Błysk w Ciemności

Màu nền
Font chữ
Font size
Chiều cao dòng

Koniec kolacji został przerwany przez głośną eksplozję.

Umbridge, nauczyciele i kilku odważnych uczniów podążyli za smugą dymu, który prowadził do biura Umbridge. Na miejscu odkryli, że nowe drzwi – założone przez Filcha – zniknęły.
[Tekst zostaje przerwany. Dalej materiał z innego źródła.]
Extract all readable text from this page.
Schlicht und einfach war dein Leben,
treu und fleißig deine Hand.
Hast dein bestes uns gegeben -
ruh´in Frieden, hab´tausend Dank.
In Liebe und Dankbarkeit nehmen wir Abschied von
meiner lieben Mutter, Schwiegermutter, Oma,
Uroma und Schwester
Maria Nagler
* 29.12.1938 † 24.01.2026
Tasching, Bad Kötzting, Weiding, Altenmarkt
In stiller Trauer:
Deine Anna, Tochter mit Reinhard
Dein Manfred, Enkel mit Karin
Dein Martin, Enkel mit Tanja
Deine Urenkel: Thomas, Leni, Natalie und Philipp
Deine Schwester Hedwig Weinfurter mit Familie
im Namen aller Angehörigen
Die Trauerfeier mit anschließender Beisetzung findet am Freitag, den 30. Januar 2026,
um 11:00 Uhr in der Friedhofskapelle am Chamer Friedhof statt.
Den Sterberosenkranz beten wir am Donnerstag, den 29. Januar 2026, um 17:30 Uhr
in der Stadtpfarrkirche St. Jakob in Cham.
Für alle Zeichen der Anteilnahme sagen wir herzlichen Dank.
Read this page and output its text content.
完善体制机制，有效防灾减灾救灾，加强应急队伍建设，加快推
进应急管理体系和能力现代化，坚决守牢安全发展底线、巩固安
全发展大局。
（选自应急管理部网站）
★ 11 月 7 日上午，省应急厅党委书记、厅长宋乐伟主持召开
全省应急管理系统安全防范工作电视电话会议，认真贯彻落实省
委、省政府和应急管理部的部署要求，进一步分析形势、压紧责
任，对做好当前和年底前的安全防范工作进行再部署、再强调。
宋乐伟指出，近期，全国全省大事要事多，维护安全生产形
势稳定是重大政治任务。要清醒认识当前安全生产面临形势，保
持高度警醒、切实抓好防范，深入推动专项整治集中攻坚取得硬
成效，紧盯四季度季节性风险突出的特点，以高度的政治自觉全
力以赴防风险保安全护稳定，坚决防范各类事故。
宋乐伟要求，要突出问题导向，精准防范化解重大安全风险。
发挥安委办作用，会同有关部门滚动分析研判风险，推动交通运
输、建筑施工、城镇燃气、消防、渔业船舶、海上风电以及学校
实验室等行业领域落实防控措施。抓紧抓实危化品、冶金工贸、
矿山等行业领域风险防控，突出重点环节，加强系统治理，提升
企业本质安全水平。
Umbridge stała tam i wpatrywała się w swoje biuro, do którego każdy mógł teraz zajrzeć, zagradzając do niego przejście. Nie ruszyła się stamtąd, dopóki Harry nie przecisnął się przez tłum.

- Dlaczego wygląda pani na zaskoczoną? Przecież to pani biuro i powinna pani wiedzieć, jak ono wygląda – powiedział, po czym odszedł, jak gdyby nic się nie stało.

Umbridge otrząsnęła się z szoku i ruszyła, aby sprawdzić, jakie szkody spowodowała eksplozja. Z ulgą stwierdziła brak większych strat, z wyjątkiem odłamków drewna, które teraz ozdabiały jej gabinet.

McGonagall i Flitwick sprawdzili jej gabinet na obecność zaklęć i odkryli, że oprócz uroku zmieniającego kolor włosów Umbridge na pomarańczowy, z biurem wszystko było w porządku.

Filch odszedł pospiesznie, mamrocząc coś o ograniczonym zapasie nowych drzwi.

Gdy McGonagall i Flitwick odeszli, Umbridge weszła do swojego biura i, nie zauważając nowego koloru swoich włosów, zaczęła wyławiać swoje rzeczy spod stosu drewnianych odłamków. Po chwili odkryła, że wszystko, co dotknęło drewno, zmieniło kolor na pomarańczowy.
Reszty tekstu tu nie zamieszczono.